I have always enjoyed exploring the issues of conflict - conflicting emotions, conflicting ideas, conflicting situations so when it came to writing “Hari’s Pigeon” it was the issue of racial conflict which confronted me.
I can’t remember what caused me to choose a pigeon as one of the protagonists, but having done so I had to find a pigeon and study its habits. A local owner of racing pigeons lent me Trixie. She took up residence in the bedroom of one of my daughter’s who was working away from home and I spent many hours and days, just like Hari, watching her and noting down everything she got up to.
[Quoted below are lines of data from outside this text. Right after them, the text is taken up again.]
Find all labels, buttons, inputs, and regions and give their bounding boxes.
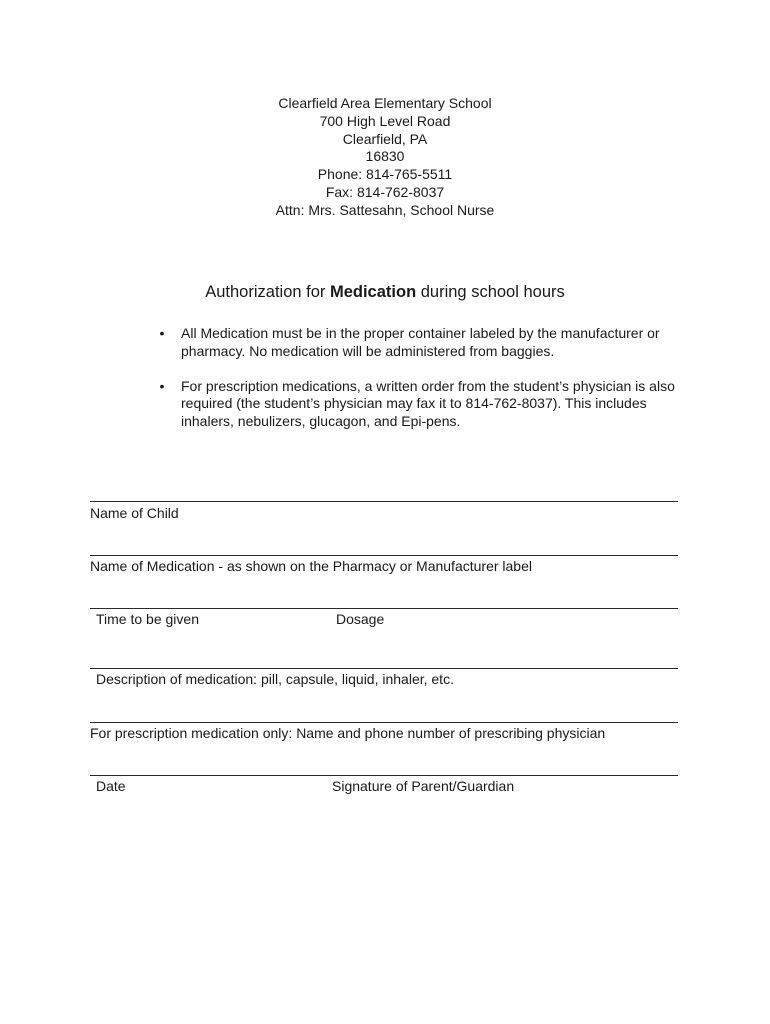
list-item (155, 325, 685, 361)
bullet-text: For prescription medications, a written order from the student’s physician is also required (the student’s physician may fax it to 814-762-8037). This includes inhalers, nebulizers, glucagon, and Epi-pens. (181, 377, 675, 430)
bullet-text: All Medication must be in the proper container labeled by the manufacturer or pharmacy. No medication will be administered from baggies. (181, 325, 660, 359)
time-dosage-line[interactable] (90, 608, 678, 609)
medication-name-line[interactable] (90, 555, 678, 556)
description-label: Description of medication: pill, capsule, liquid, inhaler, etc. (96, 671, 454, 687)
physician-line[interactable] (90, 722, 678, 723)
time-label: Time to be given (96, 611, 199, 627)
child-name-label: Name of Child (90, 505, 179, 521)
fax-number: Fax: 814-762-8037 (325, 183, 445, 200)
city-state: Clearfield, PA (342, 130, 428, 147)
form-title (0, 283, 770, 302)
school-header (0, 95, 770, 220)
street-address: 700 High Level Road (319, 112, 451, 129)
signature-label: Signature of Parent/Guardian (332, 778, 515, 794)
bullet-icon: • (159, 377, 165, 394)
dosage-label: Dosage (336, 611, 385, 627)
instructions-list (155, 325, 685, 448)
date-label: Date (96, 778, 126, 794)
phone-number: Phone: 814-765-5511 (317, 166, 453, 183)
zip-code: 16830 (365, 148, 405, 165)
physician-label: For prescription medication only: Name and phone number of prescribing physician (90, 725, 606, 741)
title-bold: Medication (329, 283, 417, 301)
school-name: Clearfield Area Elementary School (278, 95, 492, 111)
list-item (155, 378, 685, 431)
medication-name-label: Name of Medication - as shown on the Pharmacy or Manufacturer label (90, 558, 532, 574)
title-prefix: Authorization for (205, 283, 330, 301)
attention-line: Attn: Mrs. Sattesahn, School Nurse (275, 201, 495, 218)
child-name-line[interactable] (90, 501, 678, 502)
bullet-icon: • (159, 325, 165, 341)
title-suffix: during school hours (416, 283, 565, 301)
date-signature-line[interactable] (90, 775, 678, 776)
description-line[interactable] (90, 668, 678, 669)
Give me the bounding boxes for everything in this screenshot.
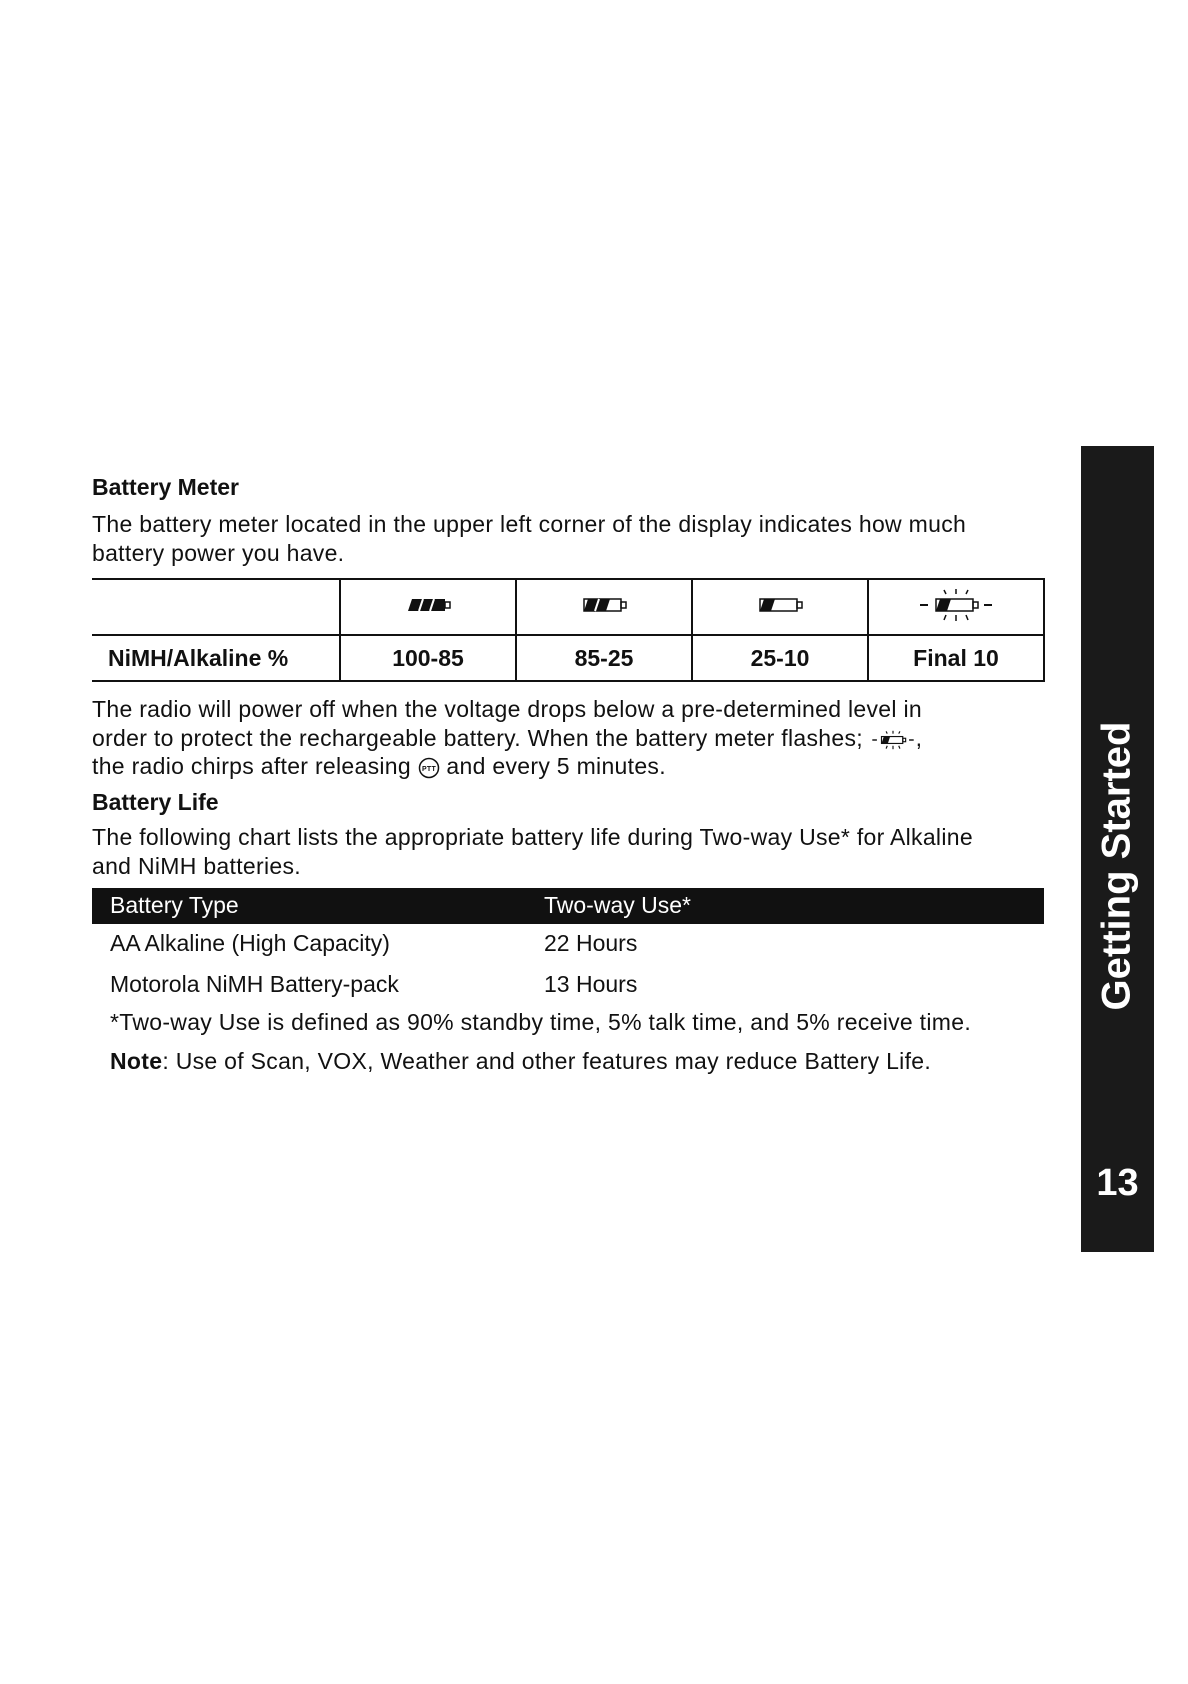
note-text: : Use of Scan, VOX, Weather and other features may reduce Battery Life. (162, 1048, 932, 1074)
note (110, 1047, 931, 1076)
column-header: Battery Type (110, 892, 239, 918)
section-side-tab (1081, 446, 1154, 1252)
ptt-button-icon (418, 757, 440, 779)
power-off-note-text: order to protect the rechargeable battery. When the battery meter flashes; (92, 725, 863, 751)
svg-text:PTT: PTT (421, 765, 436, 773)
battery-life-intro: The following chart lists the appropriate battery life during Two-way Use* for Alkaline and NiMH batteries. (92, 824, 973, 879)
battery-flashing-icon (870, 729, 916, 751)
column-header: Two-way Use* (544, 892, 691, 918)
table-header (92, 888, 1044, 924)
table-row (92, 924, 1044, 965)
row-label: NiMH/Alkaline % (92, 635, 340, 681)
level-icon-cell (340, 579, 516, 635)
power-off-note-line-2: order to protect the rechargeable battery. When the battery meter flashes; , (92, 725, 923, 751)
level-icon-cell (868, 579, 1044, 635)
page-number: 13 (1096, 1162, 1139, 1204)
battery-one-third-icon (756, 597, 804, 613)
level-icon-cell (692, 579, 868, 635)
level-value: 25-10 (692, 635, 868, 681)
battery-life-heading: Battery Life (92, 789, 219, 815)
note-label: Note (110, 1048, 163, 1074)
level-icon-cell (516, 579, 692, 635)
power-off-note-line-3 (92, 752, 666, 781)
battery-two-thirds-icon (580, 597, 628, 613)
level-value: 100-85 (340, 635, 516, 681)
power-off-note-text: and every 5 minutes. (446, 753, 666, 779)
battery-life-table (92, 888, 1044, 1006)
battery-meter-intro: The battery meter located in the upper left corner of the display indicates how much battery power you have. (92, 511, 967, 566)
battery-flashing-icon (916, 588, 996, 622)
battery-type-cell: AA Alkaline (High Capacity) (110, 930, 390, 956)
level-value: Final 10 (868, 635, 1044, 681)
battery-type-cell: Motorola NiMH Battery-pack (110, 971, 399, 997)
two-way-use-cell: 13 Hours (544, 971, 638, 997)
table-row (92, 965, 1044, 1006)
battery-meter-heading: Battery Meter (92, 474, 239, 500)
two-way-use-cell: 22 Hours (544, 930, 638, 956)
battery-meter-table (92, 578, 1045, 682)
two-way-use-footnote: *Two-way Use is defined as 90% standby time, 5% talk time, and 5% receive time. (110, 1009, 972, 1035)
power-off-note-text: the radio chirps after releasing (92, 753, 411, 779)
battery-full-icon (404, 597, 452, 613)
section-title: Getting Started (1094, 721, 1139, 1011)
power-off-note-line-1: The radio will power off when the voltage drops below a pre-determined level in (92, 696, 923, 722)
level-value: 85-25 (516, 635, 692, 681)
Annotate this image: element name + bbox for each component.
Oddly enough, after she went home, the very next day I rescued a pigeon from a cat and kept it for several weeks in a rabbit hutch in the garden until it was fit enough to fly off.
I had to learn something about the Sikh religion and, through the friendship of another of my daughters, had what I had written checked for accuracy.
I was encouraged to republish 'Hari's Pigeon' after being contacted by Eleanor Nesbitt, Emeritus Professor at the University of Warwick and authority on Sikhism who was interested in publishing extracts of the novel in her book 'Sikh: Two Centuries of Western Women's Art and Writing'.
I know pigeons are considered as pests by many people, and ‘familiarity breeds contempt’, but I find them to be very intelligent creatures worthy of respect.